In the Ditch…

This has been the testiest of winters EVER, for me.  We have a lovely pile-up of feathery soft snow on the Homestead.  It's beautiful.  The kind of snow  you see on an International Coffees commercial.  Perfect little flakes drifting down from the sky.  Skiers and snowboarders are PSYCHED!

I'm ready to pack my bags and head south.  If it weren't for the store, I'd probably be gone.  Not kidding.

This morning, the boys and I packed ourselves into the "new" Subaru ('94 Legacy), heading off to the store to work.  Not fifty yards from the house, the car gets stuck.  I put 'er in reverse, hoping to back up and go forwards again with more momentum.  Instead, my car just slides sideways into the ditch near the skunk culvert (site of Andy's bloody triumph over one of the smelly critters last spring).  I get stuck, really freakin' stuck.

I'm worn out on winter.  It got the best of me today. Already with the spring fantasies.  Pining away: Rick Bass in Winter says that's the worst thing you can do.  He says you can't give up on winter: If you do, you are resigning yourself to unhappiness for months.  He says if you start wishing for Spring in February, you are setting yourself up, because winter isn't going anywhere for a long time. Not around here. Not this year, anyway.

Keep trying to remind myself:  I signed up for this.  I knew it would be hard.  Buck up and be a happy person. So it goes.  I'm trying to unclench my clenched-up heart as we speak.  I love my life, dammit.

Yesterday Axel woke up wheezing away through phlegm-hindered breathing, and I held him on the couch pretty much all day, except for a few small breaks.  One of the small breaks we took was to bring compost down the garden.  Here is what we saw on the way.

Mostly chickens it turns out.  They're not giving up on winter! They have routines to give structure to their freezing days, like ambling up to the cabin at breakfast to beg for scraps.

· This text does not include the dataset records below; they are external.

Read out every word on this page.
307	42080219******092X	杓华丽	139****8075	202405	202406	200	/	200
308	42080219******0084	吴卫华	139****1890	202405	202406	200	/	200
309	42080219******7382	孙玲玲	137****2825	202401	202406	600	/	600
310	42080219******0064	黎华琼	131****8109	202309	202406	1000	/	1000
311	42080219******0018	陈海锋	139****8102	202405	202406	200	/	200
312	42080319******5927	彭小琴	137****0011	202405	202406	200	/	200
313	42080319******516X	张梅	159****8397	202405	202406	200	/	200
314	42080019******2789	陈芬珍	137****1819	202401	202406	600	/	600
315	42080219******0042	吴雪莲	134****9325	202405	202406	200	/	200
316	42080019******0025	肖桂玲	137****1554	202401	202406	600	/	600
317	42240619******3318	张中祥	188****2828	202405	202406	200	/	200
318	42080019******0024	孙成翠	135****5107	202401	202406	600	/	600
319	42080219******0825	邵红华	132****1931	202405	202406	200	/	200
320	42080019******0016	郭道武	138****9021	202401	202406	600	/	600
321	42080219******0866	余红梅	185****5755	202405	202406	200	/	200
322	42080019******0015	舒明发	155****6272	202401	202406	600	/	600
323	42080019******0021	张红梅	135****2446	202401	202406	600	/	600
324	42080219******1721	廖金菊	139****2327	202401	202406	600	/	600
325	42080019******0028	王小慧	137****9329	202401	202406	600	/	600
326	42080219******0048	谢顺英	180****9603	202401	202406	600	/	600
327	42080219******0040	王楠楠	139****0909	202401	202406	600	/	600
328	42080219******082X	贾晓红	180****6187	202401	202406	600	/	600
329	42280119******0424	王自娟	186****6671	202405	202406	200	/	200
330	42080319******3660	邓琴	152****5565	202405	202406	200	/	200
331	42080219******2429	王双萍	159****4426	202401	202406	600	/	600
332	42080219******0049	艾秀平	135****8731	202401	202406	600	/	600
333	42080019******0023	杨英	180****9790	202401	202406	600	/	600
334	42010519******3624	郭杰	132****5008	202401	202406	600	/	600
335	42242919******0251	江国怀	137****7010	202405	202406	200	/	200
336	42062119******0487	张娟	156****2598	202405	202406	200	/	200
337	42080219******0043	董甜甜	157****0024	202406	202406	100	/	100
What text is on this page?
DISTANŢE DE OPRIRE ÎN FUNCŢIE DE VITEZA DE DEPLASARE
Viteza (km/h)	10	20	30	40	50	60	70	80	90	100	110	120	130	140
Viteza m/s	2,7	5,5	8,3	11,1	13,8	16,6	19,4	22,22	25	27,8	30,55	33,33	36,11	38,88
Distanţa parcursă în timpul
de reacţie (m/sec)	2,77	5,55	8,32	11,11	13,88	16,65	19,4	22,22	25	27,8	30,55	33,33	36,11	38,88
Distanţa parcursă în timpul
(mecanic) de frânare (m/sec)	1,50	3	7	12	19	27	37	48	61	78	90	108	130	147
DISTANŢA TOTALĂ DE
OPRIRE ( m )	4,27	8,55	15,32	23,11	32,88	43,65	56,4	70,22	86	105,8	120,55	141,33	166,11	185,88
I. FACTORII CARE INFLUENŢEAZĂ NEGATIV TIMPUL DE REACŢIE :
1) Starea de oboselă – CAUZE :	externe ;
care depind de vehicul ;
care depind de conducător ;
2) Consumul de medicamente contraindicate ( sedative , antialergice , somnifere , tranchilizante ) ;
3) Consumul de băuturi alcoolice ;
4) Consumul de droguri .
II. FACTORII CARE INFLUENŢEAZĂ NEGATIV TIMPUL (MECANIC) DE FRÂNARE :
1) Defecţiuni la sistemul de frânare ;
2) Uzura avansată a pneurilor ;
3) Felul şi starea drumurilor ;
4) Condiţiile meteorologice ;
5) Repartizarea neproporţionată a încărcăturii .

They were very entertaining this morning.  I couldn't believe that they followed us down to the garden through such deep snow!  It's funny to watch chickens waddle through deep snow.

Subarctic temperatures now.  So we made pie.  And I got the car stuck again.  Oh well.  Just another day.

I wonder…

I wonder what the Moon family talked about in that tiny little cabin, when they were all trapped inside during an icy cold winter?  Did they have to store up words during the spring and summer, like they would potatoes, onions, and squash?  Did they file away topics-to-be-discussed during the busy months outside, just for those long February days when they were so tired of seeing each others' faces they could barely stand it?

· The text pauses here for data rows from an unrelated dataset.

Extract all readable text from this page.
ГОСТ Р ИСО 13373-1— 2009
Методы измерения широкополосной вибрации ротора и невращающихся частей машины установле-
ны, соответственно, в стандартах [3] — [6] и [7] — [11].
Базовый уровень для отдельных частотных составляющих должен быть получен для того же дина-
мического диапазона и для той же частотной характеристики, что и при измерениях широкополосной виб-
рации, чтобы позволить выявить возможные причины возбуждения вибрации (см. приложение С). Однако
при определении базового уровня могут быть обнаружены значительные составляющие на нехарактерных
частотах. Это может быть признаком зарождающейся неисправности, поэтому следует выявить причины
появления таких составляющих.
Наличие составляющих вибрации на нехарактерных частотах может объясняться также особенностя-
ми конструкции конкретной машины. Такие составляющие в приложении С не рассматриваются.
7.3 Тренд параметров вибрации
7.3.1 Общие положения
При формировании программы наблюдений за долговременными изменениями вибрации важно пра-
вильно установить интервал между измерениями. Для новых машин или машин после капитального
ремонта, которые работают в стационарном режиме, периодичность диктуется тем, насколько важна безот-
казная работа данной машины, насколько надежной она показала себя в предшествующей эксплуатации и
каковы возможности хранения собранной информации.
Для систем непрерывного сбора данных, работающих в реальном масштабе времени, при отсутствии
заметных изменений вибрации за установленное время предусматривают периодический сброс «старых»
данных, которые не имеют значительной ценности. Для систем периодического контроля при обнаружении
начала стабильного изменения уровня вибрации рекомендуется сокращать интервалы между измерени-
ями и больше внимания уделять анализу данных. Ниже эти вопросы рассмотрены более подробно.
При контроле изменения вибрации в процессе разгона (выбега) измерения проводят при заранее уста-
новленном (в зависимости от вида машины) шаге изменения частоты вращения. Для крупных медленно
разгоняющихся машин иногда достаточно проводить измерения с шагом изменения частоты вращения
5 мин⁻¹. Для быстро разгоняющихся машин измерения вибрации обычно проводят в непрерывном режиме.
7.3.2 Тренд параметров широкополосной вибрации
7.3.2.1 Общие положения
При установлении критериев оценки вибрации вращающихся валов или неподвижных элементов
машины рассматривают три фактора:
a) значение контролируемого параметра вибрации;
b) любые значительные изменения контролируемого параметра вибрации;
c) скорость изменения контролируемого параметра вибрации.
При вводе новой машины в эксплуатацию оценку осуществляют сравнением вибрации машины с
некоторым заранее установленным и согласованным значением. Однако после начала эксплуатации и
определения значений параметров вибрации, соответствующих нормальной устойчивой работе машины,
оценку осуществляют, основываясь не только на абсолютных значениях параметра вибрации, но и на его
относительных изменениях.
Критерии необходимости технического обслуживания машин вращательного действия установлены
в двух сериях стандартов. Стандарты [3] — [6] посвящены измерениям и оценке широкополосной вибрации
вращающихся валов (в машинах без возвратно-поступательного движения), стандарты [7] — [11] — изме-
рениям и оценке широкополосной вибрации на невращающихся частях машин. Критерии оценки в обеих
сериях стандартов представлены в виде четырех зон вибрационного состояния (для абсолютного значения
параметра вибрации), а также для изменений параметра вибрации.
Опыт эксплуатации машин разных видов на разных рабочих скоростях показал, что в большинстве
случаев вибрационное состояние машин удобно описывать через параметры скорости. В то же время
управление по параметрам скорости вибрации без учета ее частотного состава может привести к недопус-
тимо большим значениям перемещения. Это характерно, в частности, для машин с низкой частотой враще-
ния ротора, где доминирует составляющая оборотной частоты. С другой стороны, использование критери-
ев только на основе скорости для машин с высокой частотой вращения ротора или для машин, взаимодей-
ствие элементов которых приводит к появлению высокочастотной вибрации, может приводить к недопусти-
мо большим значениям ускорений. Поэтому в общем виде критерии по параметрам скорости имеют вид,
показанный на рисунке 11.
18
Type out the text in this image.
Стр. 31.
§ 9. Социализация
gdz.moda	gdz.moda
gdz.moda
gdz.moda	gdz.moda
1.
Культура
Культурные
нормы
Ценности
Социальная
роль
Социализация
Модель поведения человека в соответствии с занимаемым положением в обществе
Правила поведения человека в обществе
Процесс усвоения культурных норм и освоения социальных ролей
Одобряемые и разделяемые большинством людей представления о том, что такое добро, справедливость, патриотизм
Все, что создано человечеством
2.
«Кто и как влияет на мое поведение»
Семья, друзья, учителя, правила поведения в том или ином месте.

They must have gotten intensely irritated with one another, living at such close quarters.  Hearing each little grunt, moan, heavy-breathing-while-eating moment.  Watching one another complete daily routines over and over without distraction must have been maddening at times.

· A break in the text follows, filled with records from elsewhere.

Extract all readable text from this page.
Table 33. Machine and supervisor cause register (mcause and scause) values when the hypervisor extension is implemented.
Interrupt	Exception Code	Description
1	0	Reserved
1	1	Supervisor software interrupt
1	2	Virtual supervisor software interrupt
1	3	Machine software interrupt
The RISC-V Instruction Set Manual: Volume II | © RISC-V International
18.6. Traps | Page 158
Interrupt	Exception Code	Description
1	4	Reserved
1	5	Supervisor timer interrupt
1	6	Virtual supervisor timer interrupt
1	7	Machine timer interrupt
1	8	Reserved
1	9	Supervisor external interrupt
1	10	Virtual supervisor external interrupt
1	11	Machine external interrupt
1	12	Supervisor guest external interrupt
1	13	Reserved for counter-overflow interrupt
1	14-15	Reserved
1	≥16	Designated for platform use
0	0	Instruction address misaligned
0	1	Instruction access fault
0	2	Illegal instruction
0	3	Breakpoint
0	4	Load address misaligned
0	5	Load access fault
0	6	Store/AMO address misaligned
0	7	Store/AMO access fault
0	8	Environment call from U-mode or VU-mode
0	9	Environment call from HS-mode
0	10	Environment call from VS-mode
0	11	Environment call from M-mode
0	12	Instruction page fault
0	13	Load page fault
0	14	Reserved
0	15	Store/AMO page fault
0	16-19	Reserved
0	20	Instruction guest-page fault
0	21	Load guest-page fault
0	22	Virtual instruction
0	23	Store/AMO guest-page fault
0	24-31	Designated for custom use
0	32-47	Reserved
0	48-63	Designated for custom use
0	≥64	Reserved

We spend a lot of time inside during the winter here too, here in this tiny little house.  We don't have a TV.  But we have a computer, and we also work outside of the house a few days a week.  We have a comfortably heated car that can transport us places that are comfortably heated, like the library.  So, we can escape one another easily, when we feel like we need to see something different for awhile.

Maybe they didn't annoy each other at all.  Maybe it didn't occur to them to be annoyed by little things.  Or they didn't allow themselves to get annoyed because they were trapped, and needed to make it through a long winter with sanity intact and relationships healthy.  I wish I could answer these questions.  I wish I could talk to Luella Moon.

I miss my grandma.  Being on the Homestead makes me wish I would have spent more time with her, asking her questions about her childhood and so on.  She was a farmer, seamstress, water-color painter, wife, mother, cook, and so much more.  Thinking of Luella makes me think of my grandmother.

The Moon cabin was the original structure, a "frame house", 12 by 24 feet, built by the Moon family when they first started their homesteading venture in 1889.  It was a temporary residence while they built the farmhouse.  And, although they probably built the bigger farmhouse soon after, they did likely have to endure at least one winter in that tiny cabin.  A five-person family in a 12 by 24 foot room!  We are lucky to live  in our 770 square foot cabin.  I will try to remember that come February, when I'm ready to chew off my own arm.

Moon Cabin

Butter Churn

*side note*

The Moons and their extended family lived on the Homestead for about 18 years, before selling to the Randolph's in 1907. So much of what we see here on the Homestead today is  left from the Randolphs, who resided here from 1907-1996.

I'm starting to get slightly panicky as the weather gets gradually cooler.   Winter is closer, and soon I will be worried about freezing pipes, frozen roads, cabin-fevered kids, and irritation levels.  But for now, I'm going to go ahead and enjoy the end of summer and beginning of fall.